When it comes to comparing SDI with other solutions, one major difference is the support of transactional consistency. Some examples where this might come in handy:
1. The source has an order table and a reserved goods table. Whenever something is ordered, the goods are reserved and taken out of the stock and then both changes are committed together. So a user in the source system will always see the orders and reserved goods being in sync.
If both tables are copied independently, a user querying the sum of orders and the sum of reserved goods will constantly see those two numbers to be different as there are new orders all the time.

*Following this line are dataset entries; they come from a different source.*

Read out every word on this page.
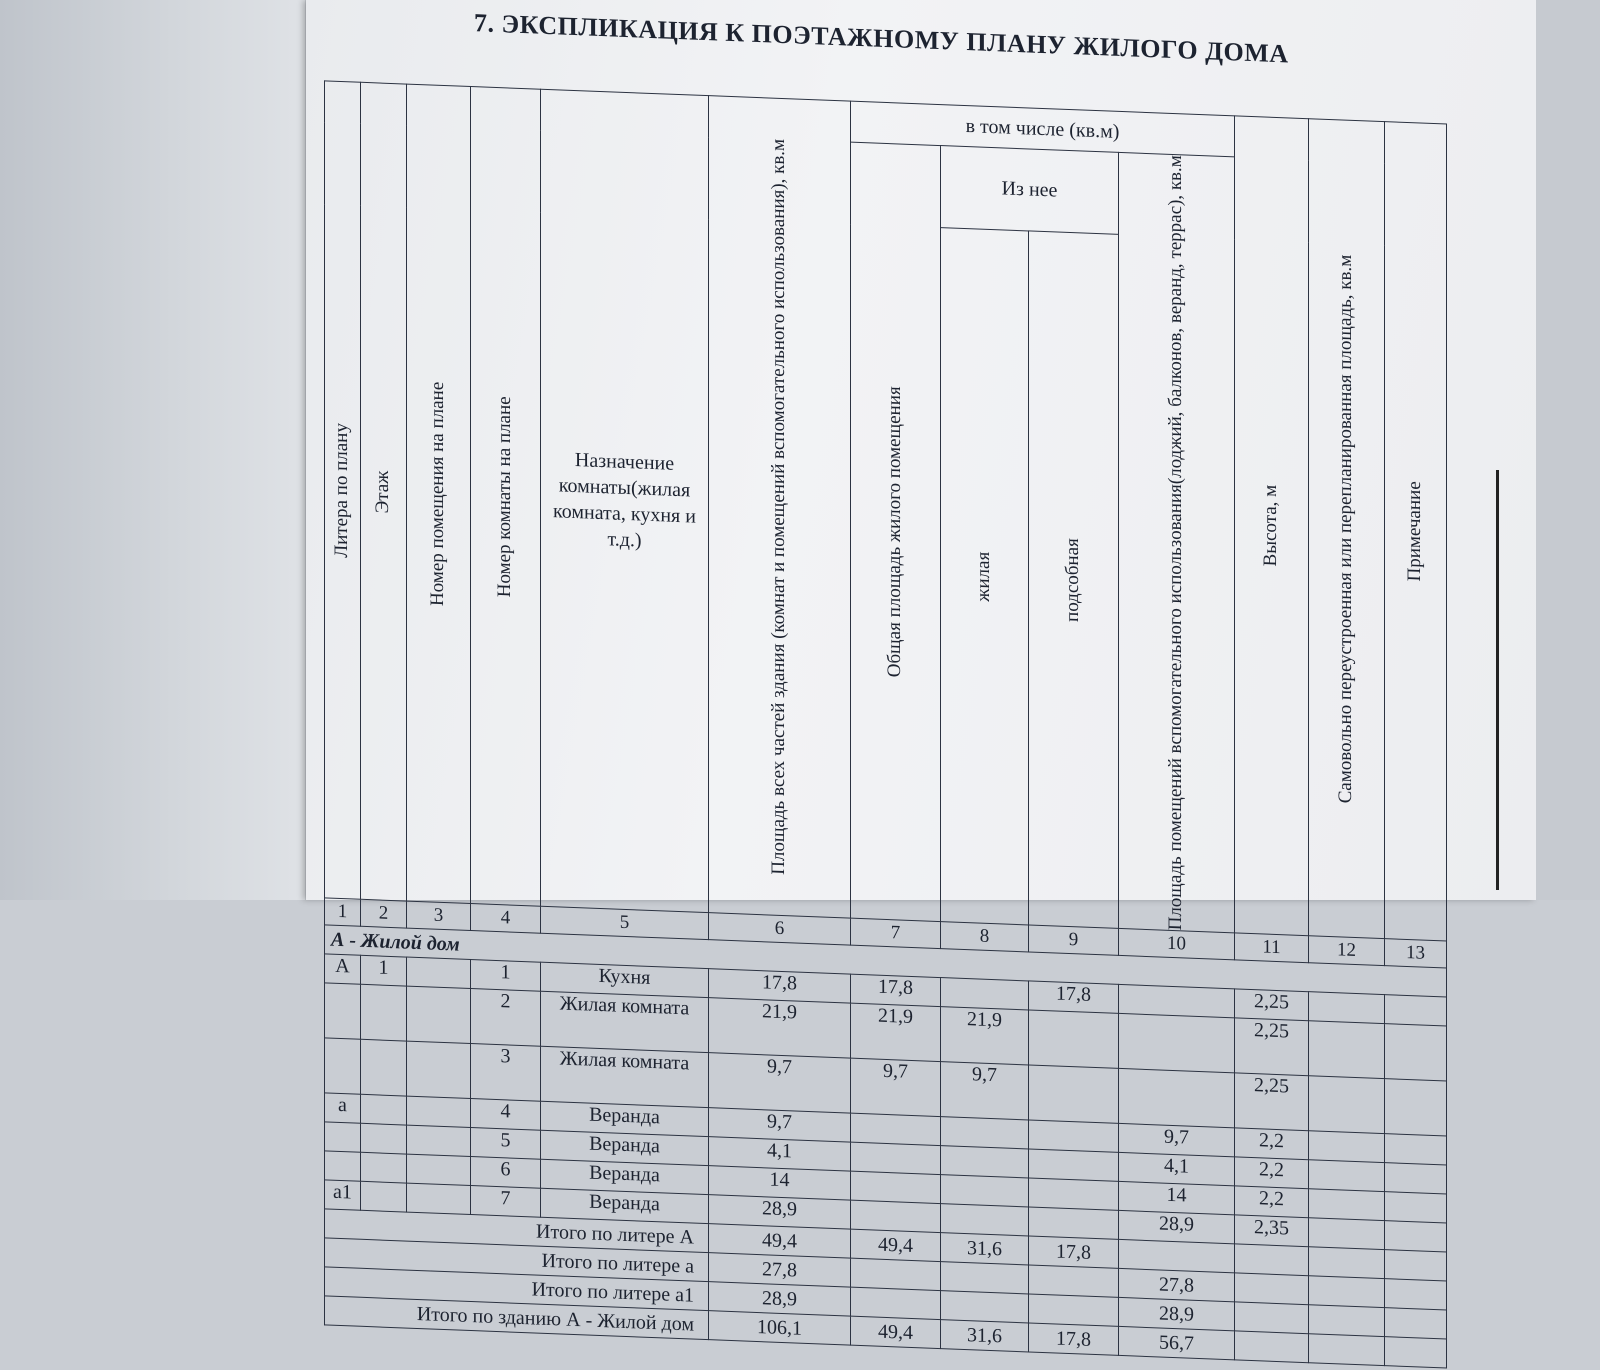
7. ЭКСПЛИКАЦИЯ К ПОЭТАЖНОМУ ПЛАНУ ЖИЛОГО ДОМА
Литера по плану	Этаж	Номер помещения на плане	Номер комнаты на плане	Назначение комнаты(жилая комната, кухня и т.д.)	Площадь всех частей здания (комнат и помещений вспомогательного использования), кв.м	в том числе (кв.м)				Высота, м	Самовольно переустроенная или перепланированная площадь, кв.м	Примечание

						Общая площадь жилого помещения	Из нее		Площадь помещений вспомогательного использования(лоджий, балконов, веранд, террас), кв.м			

							жилая	подсобная				

1	2	3	4	5	6	7	8	9	10	11	12	13
А - Жилой дом												
А	1		1	Кухня	17,8	17,8		17,8		2,25		
			2	Жилая комната	21,9	21,9	21,9			2,25		
			3	Жилая комната	9,7	9,7	9,7			2,25		
а			4	Веранда	9,7				9,7	2,2		
			5	Веранда	4,1				4,1	2,2		
			6	Веранда	14				14	2,2		
а1			7	Веранда	28,9				28,9	2,35		
Итого по литере А					49,4	49,4	31,6	17,8				
Итого по литере а					27,8				27,8			
Итого по литере а1					28,9				28,9			
Итого по зданию А - Жилой дом					106,1	49,4	31,6	17,8	56,7			
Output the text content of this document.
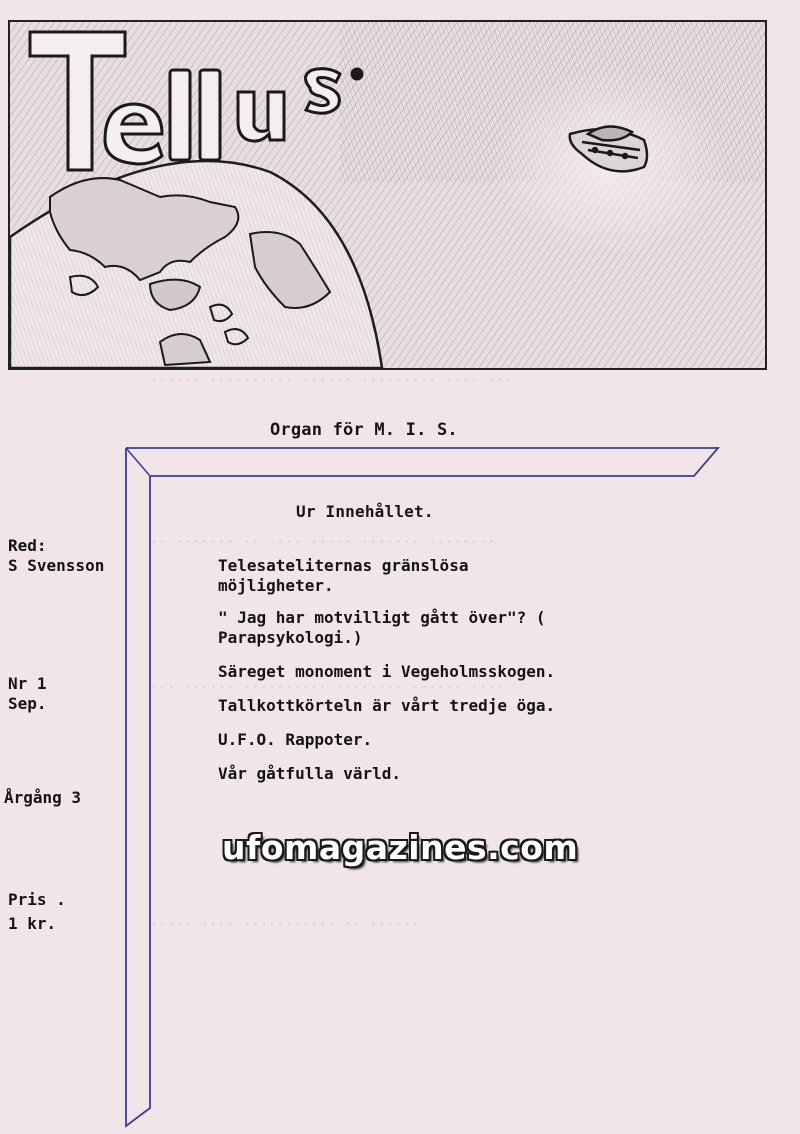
······ ·········· ······ ········· ···· ···
·· ······· ·· ···· ····· ······· ········
··· ······ ·········· ········ ······ ····
····· ···· ··········· ·· ······
Organ för M. I. S.
Ur Innehållet.
Telesateliternas gränslösa möjligheter.
" Jag har motvilligt gått över"? ( Parapsykologi.)
Säreget monoment i Vegeholmsskogen.
Tallkottkörteln är vårt tredje öga.
U.F.O. Rappoter.
Vår gåtfulla värld.
Red:
S Svensson
Nr 1
Sep.
Årgång 3
Pris .
1 kr.
ufomagazines.com
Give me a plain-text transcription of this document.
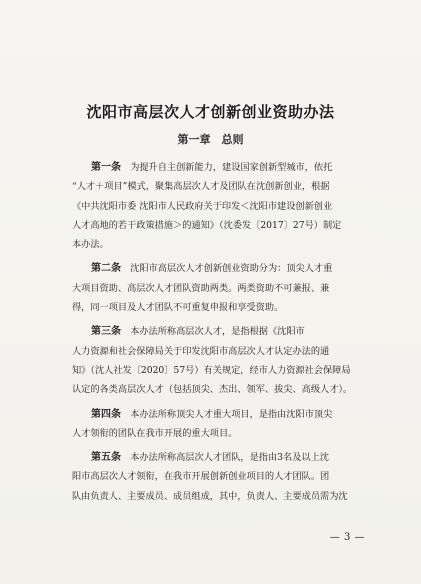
沈阳市高层次人才创新创业资助办法
第一章　总则
第一条　 为提升自主创新能力，建设国家创新型城市，依托
“人才＋项目”模式，聚集高层次人才及团队在沈创新创业，根据
《中共沈阳市委 沈阳市人民政府关于印发＜沈阳市建设创新创业
人才高地的若干政策措施＞的通知》（沈委发〔2017〕27号）制定
本办法。
第二条　 沈阳市高层次人才创新创业资助分为：顶尖人才重
大项目资助、高层次人才团队资助两类。两类资助不可兼报、兼
得，同一项目及人才团队不可重复申报和享受资助。
第三条　 本办法所称高层次人才，是指根据《沈阳市
人力资源和社会保障局关于印发沈阳市高层次人才认定办法的通
知》（沈人社发〔2020〕57号）有关规定，经市人力资源社会保障局
认定的各类高层次人才（包括顶尖、杰出、领军、拔尖、高级人才）。
第四条　 本办法所称顶尖人才重大项目，是指由沈阳市顶尖
人才领衔的团队在我市开展的重大项目。
第五条　 本办法所称高层次人才团队，是指由3名及以上沈
阳市高层次人才领衔，在我市开展创新创业项目的人才团队。团
队由负责人、主要成员、成员组成，其中，负责人、主要成员需为沈
— 3 —
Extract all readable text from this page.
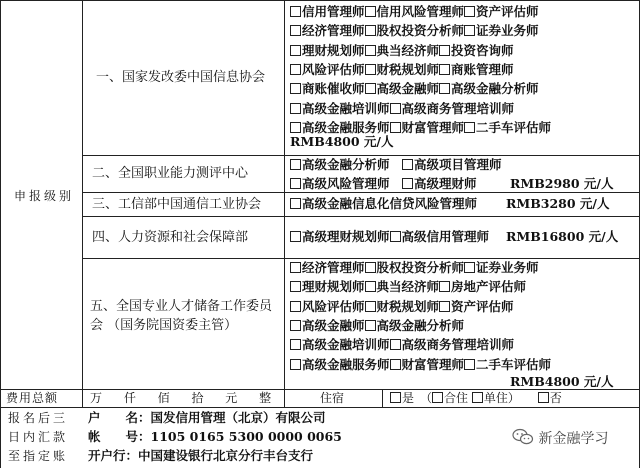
申报级别
一、国家发改委中国信息协会
信用管理师 信用风险管理师 资产评估师
经济管理师 股权投资分析师 证券业务师
理财规划师 典当经济师 投资咨询师
风险评估师 财税规划师 商账管理师
商账催收师 高级金融师 高级金融分析师
高级金融培训师 高级商务管理培训师
高级金融服务师 财富管理师 二手车评估师
RMB4800 元/人
二、全国职业能力测评中心
高级金融分析师　 高级项目管理师
高级风险管理师　 高级理财师	RMB2980 元/人
三、工信部中国通信工业协会	高级金融信息化信贷风险管理师 RMB3280 元/人
四、人力资源和社会保障部	高级理财规划师 高级信用管理师 RMB16800 元/人
五、全国专业人才储备工作委员
会 （国务院国资委主管）
经济管理师 股权投资分析师 证券业务师
理财规划师 典当经济师 房地产评估师
风险评估师 财税规划师 资产评估师
高级金融师 高级金融分析师
高级金融培训师 高级商务管理培训师
高级金融服务师 财富管理师 二手车评估师
RMB4800 元/人
费用总额	万 仟 佰 拾 元 整	住宿	是　（ 合住 单住）　　否
报名后三
日内汇款
至指定账
户　　名：国发信用管理（北京）有限公司
帐　　号：1105 0165 5300 0000 0065
开户行：中国建设银行北京分行丰台支行
新金融学习
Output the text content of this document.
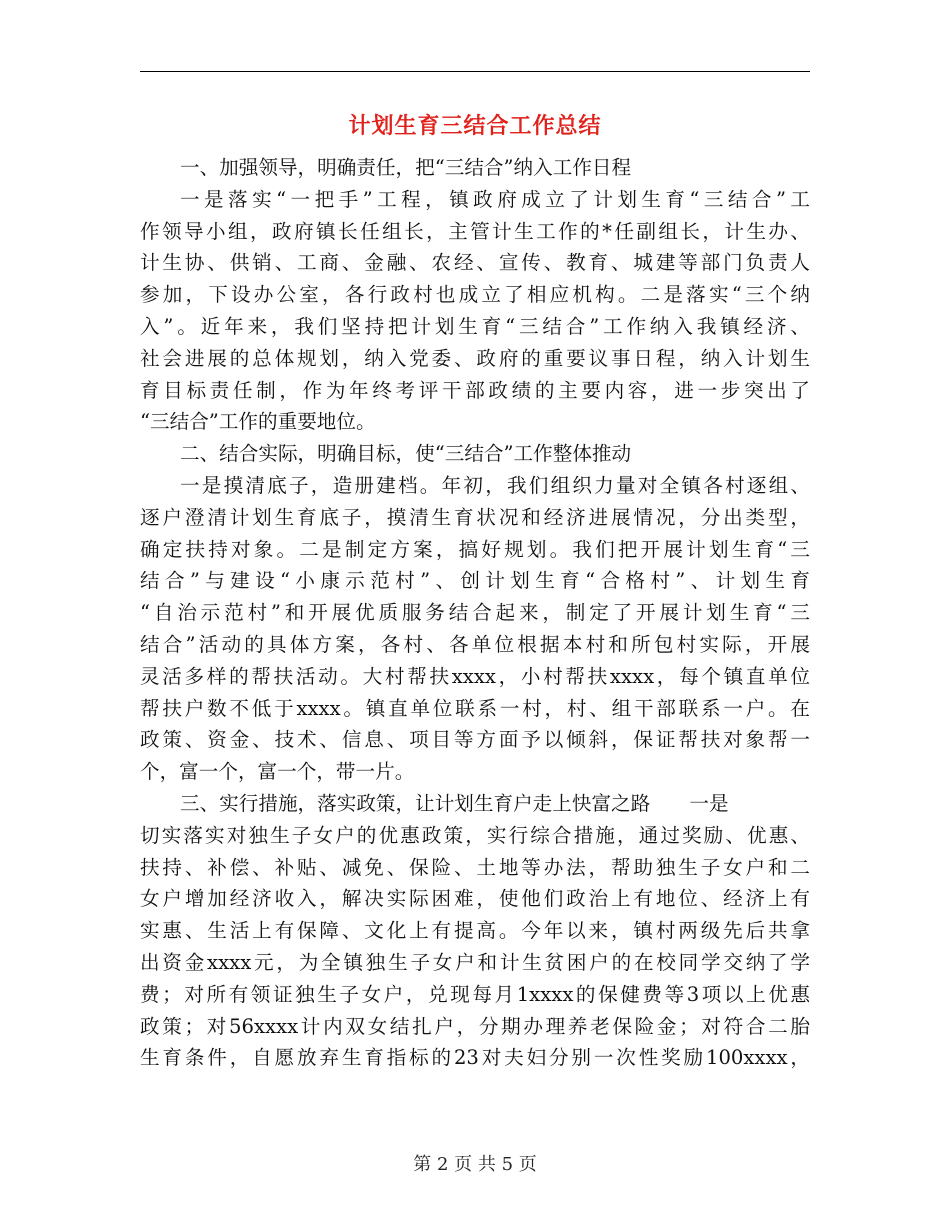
计划生育三结合工作总结
一、加强领导，明确责任，把“三结合”纳入工作日程
一是落实“一把手”工程，镇政府成立了计划生育“三结合”工
作领导小组，政府镇长任组长，主管计生工作的*任副组长，计生办、
计生协、供销、工商、金融、农经、宣传、教育、城建等部门负责人
参加，下设办公室，各行政村也成立了相应机构。二是落实“三个纳
入”。近年来，我们坚持把计划生育“三结合”工作纳入我镇经济、
社会进展的总体规划，纳入党委、政府的重要议事日程，纳入计划生
育目标责任制，作为年终考评干部政绩的主要内容，进一步突出了
“三结合”工作的重要地位。
二、结合实际，明确目标，使“三结合”工作整体推动
一是摸清底子，造册建档。年初，我们组织力量对全镇各村逐组、
逐户澄清计划生育底子，摸清生育状况和经济进展情况，分出类型，
确定扶持对象。二是制定方案，搞好规划。我们把开展计划生育“三
结合”与建设“小康示范村”、创计划生育“合格村”、计划生育
“自治示范村”和开展优质服务结合起来，制定了开展计划生育“三
结合”活动的具体方案，各村、各单位根据本村和所包村实际，开展
灵活多样的帮扶活动。大村帮扶xxxx，小村帮扶xxxx，每个镇直单位
帮扶户数不低于xxxx。镇直单位联系一村，村、组干部联系一户。在
政策、资金、技术、信息、项目等方面予以倾斜，保证帮扶对象帮一
个，富一个，富一个，带一片。
三、实行措施，落实政策，让计划生育户走上快富之路　　一是
切实落实对独生子女户的优惠政策，实行综合措施，通过奖励、优惠、
扶持、补偿、补贴、减免、保险、土地等办法，帮助独生子女户和二
女户增加经济收入，解决实际困难，使他们政治上有地位、经济上有
实惠、生活上有保障、文化上有提高。今年以来，镇村两级先后共拿
出资金xxxx元，为全镇独生子女户和计生贫困户的在校同学交纳了学
费；对所有领证独生子女户，兑现每月1xxxx的保健费等3项以上优惠
政策；对56xxxx计内双女结扎户，分期办理养老保险金；对符合二胎
生育条件，自愿放弃生育指标的23对夫妇分别一次性奖励100xxxx，
第 2 页 共 5 页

Transactional consistency across tables.
2. In the financial booking table every debit booking has a matching credit booking and both are committed together. Hence the sum of bookings is zero always, money is moved from one account to another. It would be outright wrong if the data is replicate and committed in the target differently.
Transactional consistency within tables.
3. A new customer called and ordered something. So first the customer master data was entered and a minute later a sales order placed. If both tables are replicated independently, then it might happen that in the target table there is a sales order for a customer did does not exist yet.
Transactional order.
4. In the source system a new material was entered, hence inserted into the database but not saved/committed. The user went to lunch and saved it 30 minutes later. The record in the database has a create data, which is 30 minutes before but whoever queries the table does not find the record until it is committed. This is a major problem if for example a delta process relies on this timestamp as it might read all changes with a recent create date but does not see this record for 30 minutes and then it is not recent anymore.
Long running transactions.
All of the above examples are huge problems for any ETL tool in the market. But because they ignore above problems they can be very fast during the initial load and partly for the delta loads.
With SDI the initial load does happen by reading in parallel for maximum speed and depending on the settings, it works just like all other ETL tools. But during the initial load all changes in the source tables are recorded already and later merged into the target to get a consistent state. The subsequent realtime push of the changes does happen in a transactional fashion honoring the above cases 1-3.
This is possible because the adapter does send all change rows of all tables in the correct order and a commit is a change row of its own, hence the Hana Data Provisioning server can replay the changes with the same transactional bracket and in the same order.
This can be seen in the following example, where an insert loader semantic is used:
The execution order in the source had been
(change 1 via initial load)
insert into address_input
values ('1', 'Innsbrucker Straße 34', 'Salzburg', '5070', 'AT');
commit;
(change 1)
insert into address_input
values ('2', 'North 1st Street', 'San Jose', '????', 'US');
commit;
(change 2)
insert into address_input
values ('3', 'Hill Rd Drive 532', 'LA', '90003', 'US');
commit;
(change 3 modifying the old record to change 4, the new values)
update address_input
set "postalcode" = '95121' where "customer_id" = '2';
commit;
(change 5)
delete from address_input
where "customer_id" = '1';
commit;
After all these changes the various records look like in the target
customer_id = 1: Had been inserted into Hana at 03:26:55 and deleted at 03:28:56
customer_id = 2: Inserted at 03:28:02 and updated 03:28:44
customer_id = 3: Inserted at 03:28:22
Preserving the order is key here, e.g. customer_id=2 has to be inserted before being updated, else it does not make sense.
Looking at the CHANGE_TIME more closely reveals more details.
First, all rows within the same source transaction all have the same value. In above example all changes have a truly ascending timestamp except for the update, where a before and after image row was generated. This does not have the same value because these rows followed so quickly after each other, they have the exact same value, even at the nano second.
This is more obvious when executing a few more changes in the source database.
(change 6)
insert into address_input
values ('4', 'Shoreline Bld 1', 'Los Angeles', '90002', 'US');
(change 7)
insert into address_input
values ('5', 'Page Mill Dr', 'Mountain View', '95111', 'US');
(change 8 & 9)
update address_input
set "street" = 'Page Mill Dr 435' where "customer_id" = '5';
(change 10, as this is executed on the Hana system against the virtual table, the insert statement is using the Hana(!!) current timestamp)
insert into address_input
values ('control', now(), now(), null, null);
commit;
All these changes have the same CHANGE_TIME although they have been entered over a period of 5 minutes.
And the last row proves the values does not reflect the change in the source as it was inserted at 03:36:49 in the source but in the target at 03:37:42.
Hence the CHANGE_TIME is not only strictly ascending, it also has no issues with system times being slightly off between different databases, different timezones or whatever.
Simply because this value does neither come from the source nor from the adapter but from the Data Provisioning server process of Hana. The DP Server does receive all change rows from the adapter and queues them up until a commit row is received. This is the point in time the CHANGE_TIME variable gets a value, the current timestamp (down to the nanosecond) of the Hana(!) instance, and the Applier process starts merging the data into the target tables.
Hence it is the perfect column for a timestamp based delta of subsequent processes.
Note: Above works identical if multiple tables are used. The examples show the behavior with a single table for better readability only.